Consejos prácticos: Hoyorredondo prácticamente carece de servicios turísticos, por lo que conviene aprovisionarse en localidades mayores como Piedrahíta o Barco de Ávila: comida, gasolina y cualquier cosa que puedas echar en falta. Se recomienda llevar calzado adecuado para caminar, ropa de abrigo incluso en verano (las noches pueden ser frescas) y respetar escrupulosamente el entorno natural y la tranquilidad de los vecinos: las voces resuenan y aquí todo se oye. Si vienes con perro, mejor con correa: hay fincas, ganado y puertas que no están para ir abriéndolas a cada paso.
Cuándo visitar Hoyorredondo
La primavera (mayo-junio) y el otoño (septiembre-octubre) suelen ser los momentos más agradables para caminar: temperaturas moderadas y el campo en su mejor cara, verde o con colores otoñales según la época. En verano el pueblo gana algo de vida con la llegada de veraneantes y el aire refresca por las noches, pero las horas centrales del día pueden ser calurosas y secas.

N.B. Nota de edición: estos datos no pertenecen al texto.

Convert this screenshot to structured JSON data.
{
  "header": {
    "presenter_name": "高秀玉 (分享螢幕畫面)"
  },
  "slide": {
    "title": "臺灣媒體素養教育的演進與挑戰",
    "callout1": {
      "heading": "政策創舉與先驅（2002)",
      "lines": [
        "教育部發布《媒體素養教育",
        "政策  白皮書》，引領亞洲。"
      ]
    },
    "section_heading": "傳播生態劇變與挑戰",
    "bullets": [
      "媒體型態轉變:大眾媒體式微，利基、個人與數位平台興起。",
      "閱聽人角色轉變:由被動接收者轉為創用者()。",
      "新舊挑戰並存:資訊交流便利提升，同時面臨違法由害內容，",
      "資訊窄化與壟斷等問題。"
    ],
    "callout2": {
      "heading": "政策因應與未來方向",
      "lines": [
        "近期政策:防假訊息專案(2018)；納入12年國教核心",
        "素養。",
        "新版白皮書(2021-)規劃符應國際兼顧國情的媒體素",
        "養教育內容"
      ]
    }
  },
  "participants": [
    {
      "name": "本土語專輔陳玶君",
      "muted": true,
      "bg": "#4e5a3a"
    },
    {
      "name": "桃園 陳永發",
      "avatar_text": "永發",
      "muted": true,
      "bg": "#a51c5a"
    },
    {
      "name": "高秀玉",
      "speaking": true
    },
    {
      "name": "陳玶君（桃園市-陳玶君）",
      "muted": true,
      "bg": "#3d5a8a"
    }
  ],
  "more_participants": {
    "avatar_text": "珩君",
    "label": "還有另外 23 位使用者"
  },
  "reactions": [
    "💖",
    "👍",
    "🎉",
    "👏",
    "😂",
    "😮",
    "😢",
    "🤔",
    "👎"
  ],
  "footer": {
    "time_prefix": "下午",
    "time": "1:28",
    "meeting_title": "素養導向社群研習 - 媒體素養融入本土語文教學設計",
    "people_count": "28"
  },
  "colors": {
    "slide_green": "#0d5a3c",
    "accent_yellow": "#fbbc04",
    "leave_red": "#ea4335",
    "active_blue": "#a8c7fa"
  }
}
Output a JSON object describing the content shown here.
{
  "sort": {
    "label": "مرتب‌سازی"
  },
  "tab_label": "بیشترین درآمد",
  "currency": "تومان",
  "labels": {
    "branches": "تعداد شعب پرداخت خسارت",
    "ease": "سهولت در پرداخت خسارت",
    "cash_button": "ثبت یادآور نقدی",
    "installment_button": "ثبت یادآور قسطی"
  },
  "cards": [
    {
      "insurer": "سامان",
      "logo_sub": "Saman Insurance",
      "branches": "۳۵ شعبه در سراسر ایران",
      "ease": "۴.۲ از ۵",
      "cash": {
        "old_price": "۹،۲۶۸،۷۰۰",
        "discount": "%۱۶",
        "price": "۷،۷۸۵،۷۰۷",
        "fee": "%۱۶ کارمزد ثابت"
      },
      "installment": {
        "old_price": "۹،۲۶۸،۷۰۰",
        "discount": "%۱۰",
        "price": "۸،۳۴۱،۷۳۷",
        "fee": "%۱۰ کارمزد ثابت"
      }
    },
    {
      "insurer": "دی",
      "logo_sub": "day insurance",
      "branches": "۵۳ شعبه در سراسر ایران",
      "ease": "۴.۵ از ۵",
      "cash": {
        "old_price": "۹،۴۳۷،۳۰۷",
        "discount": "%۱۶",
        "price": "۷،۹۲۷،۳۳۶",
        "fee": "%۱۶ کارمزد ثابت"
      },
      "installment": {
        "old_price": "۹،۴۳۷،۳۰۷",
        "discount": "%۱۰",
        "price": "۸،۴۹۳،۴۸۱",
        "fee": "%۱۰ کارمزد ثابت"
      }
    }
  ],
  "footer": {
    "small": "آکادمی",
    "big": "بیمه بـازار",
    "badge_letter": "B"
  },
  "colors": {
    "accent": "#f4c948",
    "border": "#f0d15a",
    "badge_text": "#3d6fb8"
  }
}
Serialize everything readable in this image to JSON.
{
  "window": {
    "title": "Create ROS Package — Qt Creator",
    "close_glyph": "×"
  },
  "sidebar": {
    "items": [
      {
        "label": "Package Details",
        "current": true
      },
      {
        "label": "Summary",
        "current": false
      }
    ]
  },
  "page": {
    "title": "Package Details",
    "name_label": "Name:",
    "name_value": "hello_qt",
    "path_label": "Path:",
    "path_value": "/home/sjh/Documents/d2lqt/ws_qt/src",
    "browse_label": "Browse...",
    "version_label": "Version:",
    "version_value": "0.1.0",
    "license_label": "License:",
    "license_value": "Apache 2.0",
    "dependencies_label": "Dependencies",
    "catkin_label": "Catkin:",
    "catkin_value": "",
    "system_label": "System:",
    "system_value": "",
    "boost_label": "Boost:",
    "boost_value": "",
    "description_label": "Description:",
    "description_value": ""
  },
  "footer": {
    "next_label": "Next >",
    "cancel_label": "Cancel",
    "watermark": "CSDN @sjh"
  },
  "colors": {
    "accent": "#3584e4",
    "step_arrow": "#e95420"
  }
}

El invierno cambia bastante el panorama: días más cortos, frío marcado y posibilidad de nieve. Para quien disfrute del ambiente serrano en temporada fría puede tener su atractivo, pero entonces es básico venir bien equipado y con el plan muy claro, porque la oferta se reduce prácticamente a pasear y poco más.
Si solo tienes…
Si solo tienes 1–2 horas
Da una vuelta completa al pueblo, acércate a la iglesia, fíjate en las chimeneas y remata con un pequeño paseo por alguno de los caminos que salen hacia las fincas cercanas. Te harás una idea bastante real de lo que es Hoyorredondo.
Si tienes el día entero
Combina la visita al pueblo con una ruta más larga por pistas y caminos, enlazando con otros núcleos de la zona o con alguna zona de dehesa amplia. Piensa más en “día de campo con pueblo” que en “pueblo con mil cosas que ver”.
Lo que no te cuentan
Hoyorredondo es pequeño de verdad: se recorre en un rato y no está pensado como destino turístico al uso. No vengas esperando bares en cada esquina, tiendas de recuerdos ni una lista interminable de actividades. Es más un lugar al que venir a parar, a caminar un poco y a respirar campo, que un sitio donde pasar varios días sin salir de allí. Si lo que buscas es eso, puede encajar muy bien; si necesitas mucha animación, mejor usarlo como parada dentro de una ruta por la comarca.